Hofer, Tsipras, Le Pen, Iglesias, Trump… ¿Comienza la era del Populismo?

Las novelas y las películas de ciencia ficción nos hicieron creer que el siglo XXI estaría repleto de tecnología; algunas historias fantásticas nos hicieron pensar que quizá los coches voladores y los viajes espaciales estarían a la orden del día y lo cierto es que, si bien es cierto que no todo es tal y como esperábamos, verdaderamente han cambiado muchas cosas en estos últimos años.

Eso no quita que a muchos nos haya decepcionado ese siglo XXI que, en estos primeros años, será recordado por terrorismo, guerra y crisis… Y me dirán, “nada que no se haya vivido en otras épocas” y, sí, eso es lo decepcionante. Este principio de siglo, con sus matices, se asemeja tanto al del siglo XX que debemos reflexionar sobre, si más allá de computadoras y teléfonos inteligentes, hemos avanzado algo.

Más allá de la sociedad, en política está ocurriendo lo mismo, estamos asistiendo a un resurgimiento de lo peor que vivimos en el siglo pasado, la exaltación del nacionalismo y los populimos que están llevando a que los pueblos del primer mundo estén comenzando a girar hacia los extremos. Cuando ya creíamos haber aprendido la lección, ahora nos damos cuenta de que la extrema derecha, la extrema izquierda y el nacionalismo están aquí de nuevo.

El pasado fin de semana, la extrema derecha, que ya goza de fuerza en Polonia y en Hungría, ha estado a punto de ganar las elecciones en Austria. No quiero hacer una comparativa de todos los pensamientos de extrema derecha porque creo que en cada nación esta tiene sus matices, así como tampoco compararlo con lo que pasó hace un siglo porque los factores han cambiado pero, cuanto menos, me reconocerán que es llamativo que la ultra derecha tenga su auge mayoritariamente en unas tierras donde las diferencias étnicas hicieron desaparecer el imperio austrohúngaro y que cuyas tierras causaron disputas que llevaron a la segunda Guerra Mundial.
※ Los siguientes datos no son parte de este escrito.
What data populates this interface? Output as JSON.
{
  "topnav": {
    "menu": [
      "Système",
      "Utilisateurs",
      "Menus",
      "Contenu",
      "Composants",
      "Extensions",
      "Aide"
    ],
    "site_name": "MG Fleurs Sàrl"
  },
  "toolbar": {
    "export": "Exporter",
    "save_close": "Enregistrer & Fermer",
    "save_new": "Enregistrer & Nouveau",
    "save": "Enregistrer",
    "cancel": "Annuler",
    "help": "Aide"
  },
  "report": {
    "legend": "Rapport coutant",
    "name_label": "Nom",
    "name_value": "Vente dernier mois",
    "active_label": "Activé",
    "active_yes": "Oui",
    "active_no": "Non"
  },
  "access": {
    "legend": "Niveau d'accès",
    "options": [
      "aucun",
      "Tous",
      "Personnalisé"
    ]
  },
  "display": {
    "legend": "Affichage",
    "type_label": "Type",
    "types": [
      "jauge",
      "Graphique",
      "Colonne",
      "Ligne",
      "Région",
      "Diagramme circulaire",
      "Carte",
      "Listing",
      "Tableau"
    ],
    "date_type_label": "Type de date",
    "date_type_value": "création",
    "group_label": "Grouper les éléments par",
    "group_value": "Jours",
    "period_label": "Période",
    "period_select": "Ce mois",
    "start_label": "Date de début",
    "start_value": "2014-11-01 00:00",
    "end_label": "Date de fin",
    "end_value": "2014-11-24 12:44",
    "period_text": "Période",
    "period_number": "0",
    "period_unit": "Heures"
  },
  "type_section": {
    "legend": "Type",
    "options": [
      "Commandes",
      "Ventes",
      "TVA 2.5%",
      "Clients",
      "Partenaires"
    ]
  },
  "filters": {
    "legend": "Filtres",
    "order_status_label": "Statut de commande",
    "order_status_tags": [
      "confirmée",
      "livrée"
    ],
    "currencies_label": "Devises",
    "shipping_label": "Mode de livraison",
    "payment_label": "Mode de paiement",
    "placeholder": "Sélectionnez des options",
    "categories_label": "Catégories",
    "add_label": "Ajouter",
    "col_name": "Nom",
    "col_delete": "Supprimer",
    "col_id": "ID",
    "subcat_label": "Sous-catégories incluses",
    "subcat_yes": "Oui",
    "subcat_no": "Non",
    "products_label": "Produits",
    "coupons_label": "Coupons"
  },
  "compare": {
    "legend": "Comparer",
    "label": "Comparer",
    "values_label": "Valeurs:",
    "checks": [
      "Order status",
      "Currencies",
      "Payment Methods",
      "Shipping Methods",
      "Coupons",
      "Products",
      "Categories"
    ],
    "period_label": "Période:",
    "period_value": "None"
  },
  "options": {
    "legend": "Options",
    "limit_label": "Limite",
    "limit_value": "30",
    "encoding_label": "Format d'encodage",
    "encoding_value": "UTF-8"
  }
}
No al mismo nivel, pero lo cierto es que, en prácticamente toda Europa, están resurgiendo la extrema derecha y la extrema izquierda, si bien es cierto que esta última solamente gobierna hasta el momento en Grecia, aunque también está subiendo en muchos países del continente como es el caso de España con Podemos.

Da la sensación de que el ser humano deja de creer en la libertad individual, deja de creer en un mundo globalizado de colaboración y solidaridad para volver a los tiempos en los que las naciones estaban encerradas en sí mismas y enfrentadas a las demás. Lo peor de todo es que todo esto se está consiguiendo con un discurso populista, antiguo y ramplón que, en mi opinión, no se acerca al verdadero pensamiento de la sociedad europea.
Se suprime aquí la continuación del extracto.